Ulteriori interventi - Additive manufacturing summit


Gli interventi di apertura sono stati senza dubbio di grande ispirazione tuttavia non sono mancati i fuochi d’artificio anche durante la sessione pomeridiana e quella della giornata successiva. Come anticipato in un precedente articolo, la conferenza era suddivisa in quattro traiettorie, due prevalentemente dedicate all’ambito medicale e due dedicate alle imprese e start-up che stanno impiegando la stampa 3D nelle proprie attività produttive. Io ho seguito gli interventi del “Additive Manufacturing Summit” ed è stato molto interessante constatare in che modo la stampa 3D abbia conferito un valore aggiunto non solo al ciclo produttivo di piccole imprese e start-up ma anche a quello di aziende del calibro di Adidas, Mazda e Samsonite. Tra i vari interventi mi ha colpito molto quello del Dr. Atsushi Kawamoto, Senior Researcher/Program Manager di Toyota, il quale ha illustrato il processo di progettazione dei prototipi dei sedili delle vetture della multinazionale giapponese. Tali elementi dovevano essere più leggeri possibile, pur preservando determinate prestazioni strutturali. Per soddisfare questo requisito sono stati combinati due elementi: ottimizzazione topologica e additive manufacturing. A livello concettuale, l’ottimizzazione topologica della struttura dei sedili implica non solo il risparmio in termini di materiale, distribuendolo in maniera più intelligente, ma anche la riduzione della capacità termica e quindi un miglioramento del benessere dell’utente. A livello pratico, l’unica tecnologia che consente di realizzare prototipi di questo tipo è la stampa 3D, in particolare, nel caso in questione, è stata usata la tecnologia di sinterizzazione laser. Dall’immagine si può notare che l’ottimizzazione topologica è stata applicata due volte, in prima istanza per determinare una struttura principale ed in seconda istanza per alleggerire ulteriormente le parti a bassa densità mediante delle cellette ottaedrali.
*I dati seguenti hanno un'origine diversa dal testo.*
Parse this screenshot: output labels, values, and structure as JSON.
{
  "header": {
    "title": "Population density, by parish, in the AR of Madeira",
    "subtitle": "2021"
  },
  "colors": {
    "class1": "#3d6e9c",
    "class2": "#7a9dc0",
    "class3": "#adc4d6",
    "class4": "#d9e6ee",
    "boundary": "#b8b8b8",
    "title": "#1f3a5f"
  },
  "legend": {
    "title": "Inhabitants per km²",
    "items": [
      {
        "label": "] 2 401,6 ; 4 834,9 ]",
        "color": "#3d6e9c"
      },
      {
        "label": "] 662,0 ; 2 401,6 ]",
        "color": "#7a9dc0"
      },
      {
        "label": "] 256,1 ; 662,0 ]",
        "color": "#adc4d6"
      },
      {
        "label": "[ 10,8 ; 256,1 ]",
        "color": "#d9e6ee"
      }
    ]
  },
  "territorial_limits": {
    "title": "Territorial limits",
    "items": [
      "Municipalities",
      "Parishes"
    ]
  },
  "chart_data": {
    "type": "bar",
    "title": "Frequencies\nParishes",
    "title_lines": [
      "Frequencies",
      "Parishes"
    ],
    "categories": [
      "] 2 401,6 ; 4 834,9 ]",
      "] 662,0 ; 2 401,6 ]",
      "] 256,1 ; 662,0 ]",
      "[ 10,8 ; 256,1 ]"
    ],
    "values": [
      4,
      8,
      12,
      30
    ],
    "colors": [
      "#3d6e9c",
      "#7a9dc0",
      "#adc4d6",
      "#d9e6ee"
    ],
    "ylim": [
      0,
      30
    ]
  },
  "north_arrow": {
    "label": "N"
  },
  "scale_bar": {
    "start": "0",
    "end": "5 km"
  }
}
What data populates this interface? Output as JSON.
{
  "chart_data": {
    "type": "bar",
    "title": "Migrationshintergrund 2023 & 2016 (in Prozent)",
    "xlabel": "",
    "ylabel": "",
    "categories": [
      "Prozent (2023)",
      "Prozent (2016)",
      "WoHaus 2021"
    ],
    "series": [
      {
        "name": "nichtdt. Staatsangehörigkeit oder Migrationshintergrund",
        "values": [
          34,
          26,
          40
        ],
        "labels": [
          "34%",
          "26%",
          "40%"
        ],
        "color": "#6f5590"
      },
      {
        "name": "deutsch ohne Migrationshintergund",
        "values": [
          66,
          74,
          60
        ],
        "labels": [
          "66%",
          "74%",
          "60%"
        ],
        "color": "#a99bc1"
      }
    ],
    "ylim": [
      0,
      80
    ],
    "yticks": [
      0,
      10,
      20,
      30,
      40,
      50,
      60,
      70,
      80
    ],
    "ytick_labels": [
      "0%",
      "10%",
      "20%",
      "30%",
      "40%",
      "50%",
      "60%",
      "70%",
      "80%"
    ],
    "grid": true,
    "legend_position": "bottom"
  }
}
A conclusione della prima ed intensa giornata di conferenza abbiamo assistito in anteprima all’esibizione “Making a difference/ a difference in making” curata dall’architetto Marta Malé-Alemany e tenutasi al museo Bozar. Nella giornata di sabato, invece, abbiamo visitato il quartier generale di Materialise, prossimamente vedrete un articolo dedicato al factory tour.